Speed and access matter, whether you're streaming on Netflix or conducting daily business in your office. Like many of you, I've watched the Net Neutrality debate with great interest. The idea of big players paying for special access ruffles my entrepreneurial feathers, to say the least, and it got me to thinking about the flow of information within my own company.
It really bothered me yesterday was when two separate employees needed information from me, but felt they needed to ask someone else to ask me, rather than ask me directly. That's inefficient communication -- and totally my fault.
Breaking Down Barriers
Do you have a lack of Information Neutrality right underneath your nose? How filtered is the information you receive, and how fast do you get it? And is that information only getting to you from certain people, eliminating what could be valuable diversity of perspectives?

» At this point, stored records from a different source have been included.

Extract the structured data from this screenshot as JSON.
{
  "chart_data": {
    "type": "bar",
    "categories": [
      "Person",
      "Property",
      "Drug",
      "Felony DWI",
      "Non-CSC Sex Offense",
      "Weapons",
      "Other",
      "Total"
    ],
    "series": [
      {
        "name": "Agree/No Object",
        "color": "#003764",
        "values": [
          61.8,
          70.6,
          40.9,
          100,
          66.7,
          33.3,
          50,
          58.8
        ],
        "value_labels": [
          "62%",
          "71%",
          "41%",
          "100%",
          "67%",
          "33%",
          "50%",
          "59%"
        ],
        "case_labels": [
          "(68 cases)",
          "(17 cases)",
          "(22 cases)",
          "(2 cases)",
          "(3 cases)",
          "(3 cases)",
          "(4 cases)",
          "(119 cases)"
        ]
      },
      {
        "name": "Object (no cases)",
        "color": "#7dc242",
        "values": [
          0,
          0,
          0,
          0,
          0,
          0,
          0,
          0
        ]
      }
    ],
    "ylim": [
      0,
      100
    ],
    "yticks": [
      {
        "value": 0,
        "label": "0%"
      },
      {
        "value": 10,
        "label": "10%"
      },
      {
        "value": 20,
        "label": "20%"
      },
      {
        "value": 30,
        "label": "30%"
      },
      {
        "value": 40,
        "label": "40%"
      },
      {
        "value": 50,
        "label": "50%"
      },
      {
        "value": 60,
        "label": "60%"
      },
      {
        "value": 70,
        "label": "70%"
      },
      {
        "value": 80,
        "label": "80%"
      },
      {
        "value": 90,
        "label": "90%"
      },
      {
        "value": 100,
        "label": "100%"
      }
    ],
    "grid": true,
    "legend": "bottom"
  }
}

Here are 5 strategies for making sure everyone gets what information they need so quick decisions can be made. Note to those of you who need 100 percent of the facts before making decisions: you'll never get it and often will miss opportunities while waiting for it. Get on with it!

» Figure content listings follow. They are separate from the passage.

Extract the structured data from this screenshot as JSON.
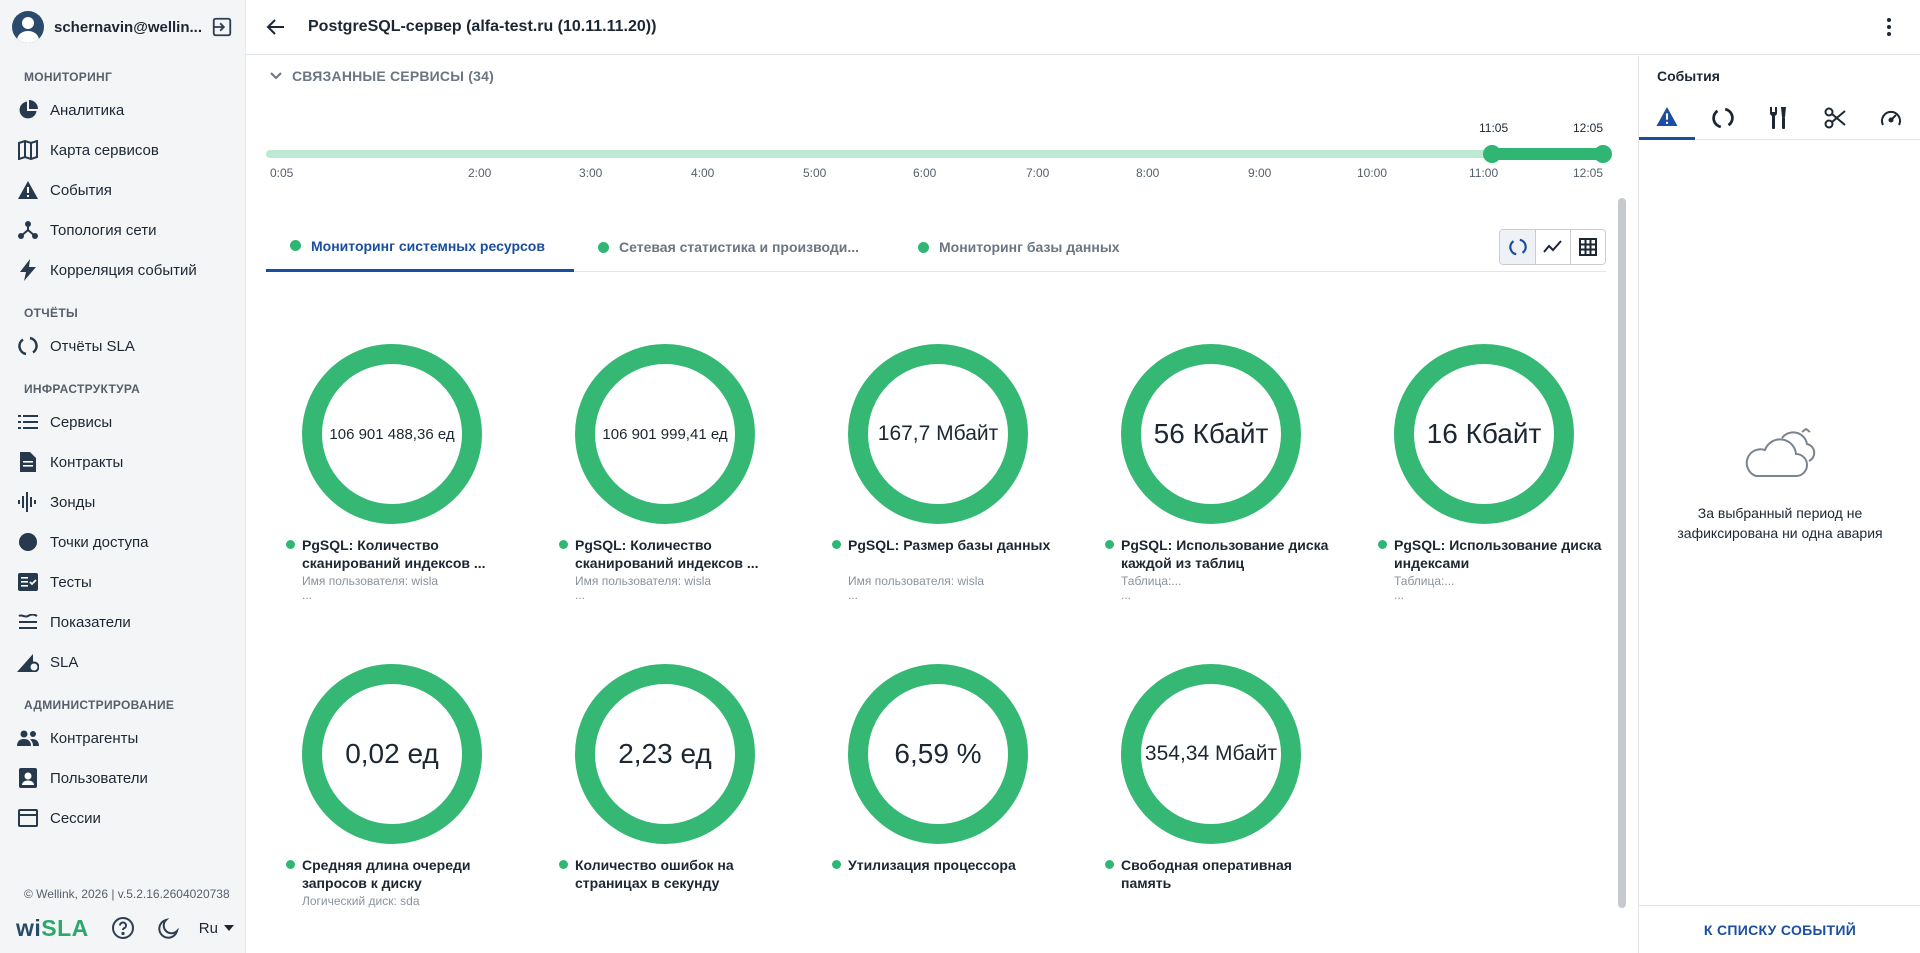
{
  "user": {
    "name": "schernavin@wellin..."
  },
  "sidebar": {
    "sections": [
      {
        "title": "МОНИТОРИНГ",
        "items": [
          {
            "label": "Аналитика",
            "icon": "pie-chart-icon"
          },
          {
            "label": "Карта сервисов",
            "icon": "map-icon"
          },
          {
            "label": "События",
            "icon": "warning-icon"
          },
          {
            "label": "Топология сети",
            "icon": "topology-icon"
          },
          {
            "label": "Корреляция событий",
            "icon": "lightning-icon"
          }
        ]
      },
      {
        "title": "ОТЧЁТЫ",
        "items": [
          {
            "label": "Отчёты SLA",
            "icon": "circle-arrows-icon"
          }
        ]
      },
      {
        "title": "ИНФРАСТРУКТУРА",
        "items": [
          {
            "label": "Сервисы",
            "icon": "list-icon"
          },
          {
            "label": "Контракты",
            "icon": "document-icon"
          },
          {
            "label": "Зонды",
            "icon": "waveform-icon"
          },
          {
            "label": "Точки доступа",
            "icon": "filled-circle-icon"
          },
          {
            "label": "Тесты",
            "icon": "checklist-icon"
          },
          {
            "label": "Показатели",
            "icon": "lines-icon"
          },
          {
            "label": "SLA",
            "icon": "sla-gear-icon"
          }
        ]
      },
      {
        "title": "АДМИНИСТРИРОВАНИЕ",
        "items": [
          {
            "label": "Контрагенты",
            "icon": "people-icon"
          },
          {
            "label": "Пользователи",
            "icon": "user-card-icon"
          },
          {
            "label": "Сессии",
            "icon": "window-icon"
          }
        ]
      }
    ],
    "copyright": "© Wellink, 2026 | v.5.2.16.2604020738",
    "logo": "wiSLA",
    "language": "Ru"
  },
  "header": {
    "title": "PostgreSQL-сервер (alfa-test.ru (10.11.11.20))"
  },
  "linked_services": "СВЯЗАННЫЕ СЕРВИСЫ (34)",
  "timeline": {
    "labels": [
      "0:05",
      "2:00",
      "3:00",
      "4:00",
      "5:00",
      "6:00",
      "7:00",
      "8:00",
      "9:00",
      "10:00",
      "11:00",
      "12:05"
    ],
    "selection_start": "11:05",
    "selection_end": "12:05"
  },
  "tabs": [
    {
      "label": "Мониторинг системных ресурсов",
      "active": true
    },
    {
      "label": "Сетевая статистика и производи...",
      "active": false
    },
    {
      "label": "Мониторинг базы данных",
      "active": false
    }
  ],
  "metrics": [
    {
      "value": "106 901 488,36 ед",
      "title": "PgSQL: Количество сканирований индексов ...",
      "sub": "Имя пользователя: wisla",
      "sub2": "..."
    },
    {
      "value": "106 901 999,41 ед",
      "title": "PgSQL: Количество сканирований индексов ...",
      "sub": "Имя пользователя: wisla",
      "sub2": "..."
    },
    {
      "value": "167,7 Мбайт",
      "title": "PgSQL: Размер базы данных",
      "sub": "Имя пользователя: wisla",
      "sub2": "..."
    },
    {
      "value": "56 Кбайт",
      "title": "PgSQL: Использование диска каждой из таблиц",
      "sub": "Таблица:...",
      "sub2": "..."
    },
    {
      "value": "16 Кбайт",
      "title": "PgSQL: Использование диска индексами",
      "sub": "Таблица:...",
      "sub2": "..."
    },
    {
      "value": "0,02 ед",
      "title": "Средняя длина очереди запросов к диску",
      "sub": "Логический диск: sda",
      "sub2": ""
    },
    {
      "value": "2,23 ед",
      "title": "Количество ошибок на страницах в секунду",
      "sub": "",
      "sub2": ""
    },
    {
      "value": "6,59 %",
      "title": "Утилизация процессора",
      "sub": "",
      "sub2": ""
    },
    {
      "value": "354,34 Мбайт",
      "title": "Свободная оперативная память",
      "sub": "",
      "sub2": ""
    }
  ],
  "events_panel": {
    "title": "События",
    "tabs": [
      "warning-icon",
      "circle-arrows-icon",
      "tools-icon",
      "scissors-icon",
      "speedometer-icon"
    ],
    "empty_text": "За выбранный период не зафиксирована ни одна авария",
    "footer": "К СПИСКУ СОБЫТИЙ"
  },
  "colors": {
    "accent": "#1b4ea0",
    "green": "#35b874",
    "track": "#bde8d2"
  }
}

1. Randomly attend department meetings.
You'll learn what's being prioritized, sure. But also watch interactions to see if people are speaking up and debating, or just agreeing with their supervisor. See whether managers are seeking input by asking questions, coaching, and by not making declarations.
2. Walk around asking questions.
Andy Grove, the CEO of Intel, wrote in High Output Management that "information-gathering is the basis of all other managerial work." We all know that it's essential to be seen, but your "Management by (Simply) Walking Around" isn't enough. Make your strolls valuable by asking two basic questions: What's working? What's not working? This will be the fastest way to acquire information before problems arise. But be wary that it might be incomplete, and keep asking questions from other sources before making conclusions.
3. Get regular reports.
We all get reports on sales, process, and variances, and they form benchmarks for recognizing trends and making decisions. Recognize that the preparer and even you have confirmation bias that might skew the report itself and your conclusions from it. Constantly test a report's validity.

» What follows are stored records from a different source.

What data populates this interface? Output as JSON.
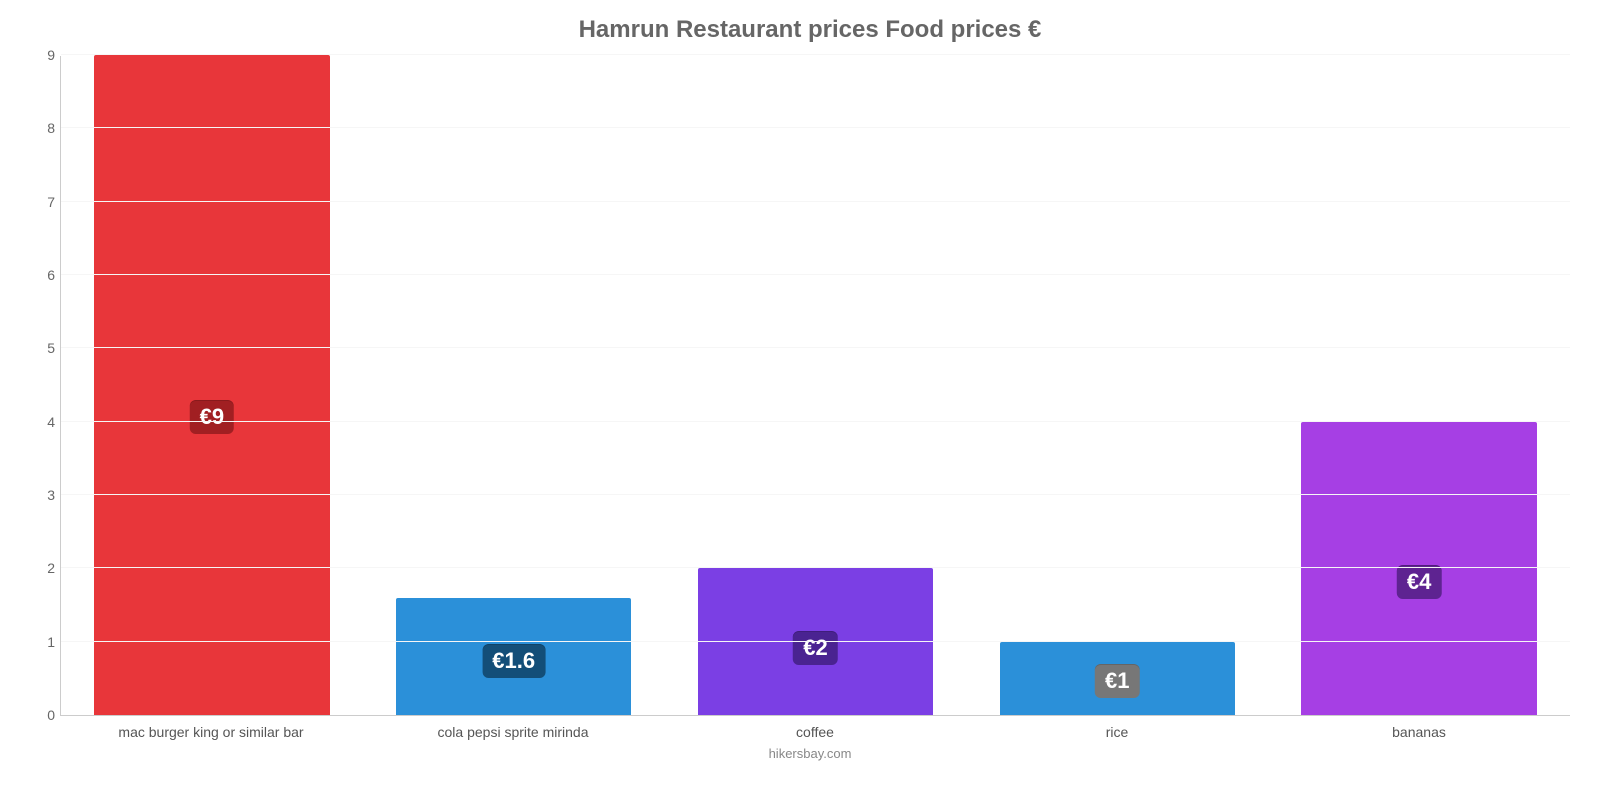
{
  "chart": {
    "type": "bar",
    "title": "Hamrun Restaurant prices Food prices €",
    "title_fontsize": 24,
    "title_color": "#666666",
    "background_color": "#ffffff",
    "grid_color": "#f6f6f6",
    "axis_color": "#cccccc",
    "ylim": [
      0,
      9
    ],
    "yticks": [
      0,
      1,
      2,
      3,
      4,
      5,
      6,
      7,
      8,
      9
    ],
    "label_fontsize": 14,
    "label_color": "#666666",
    "bar_width": 0.78,
    "categories": [
      "mac burger king or similar bar",
      "cola pepsi sprite mirinda",
      "coffee",
      "rice",
      "bananas"
    ],
    "values": [
      9,
      1.6,
      2,
      1,
      4
    ],
    "value_labels": [
      "€9",
      "€1.6",
      "€2",
      "€1",
      "€4"
    ],
    "bar_colors": [
      "#e8363a",
      "#2b90d9",
      "#7b3fe4",
      "#2b90d9",
      "#a63fe4"
    ],
    "value_label_bg": [
      "#a11f22",
      "#134e78",
      "#4a2391",
      "#777777",
      "#5e2391"
    ],
    "value_label_fontsize": 22,
    "value_label_color": "#ffffff",
    "footer": "hikersbay.com"
  }
}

4. Hold one-to-one meetings.
Regularly schedule time with your direct reports, and ensure that your direct reports are doing the same with theirs. Ask questions and learn what's getting in their way and how you can help. If you think you don't have time for monthly meetings, or don't need them because you bump into your staff often, you're missing the point. These are not operational meetings so much as they are meant to understand the feelings and thinking of your folks. These types of discussions rarely happen without setting aside uninterrupted time.
5. Keep your organization flat.
Hierarchies are anathema to streamlined information. By the time information reaches you it might be too late. Make sure people are comfortable going straight to the top.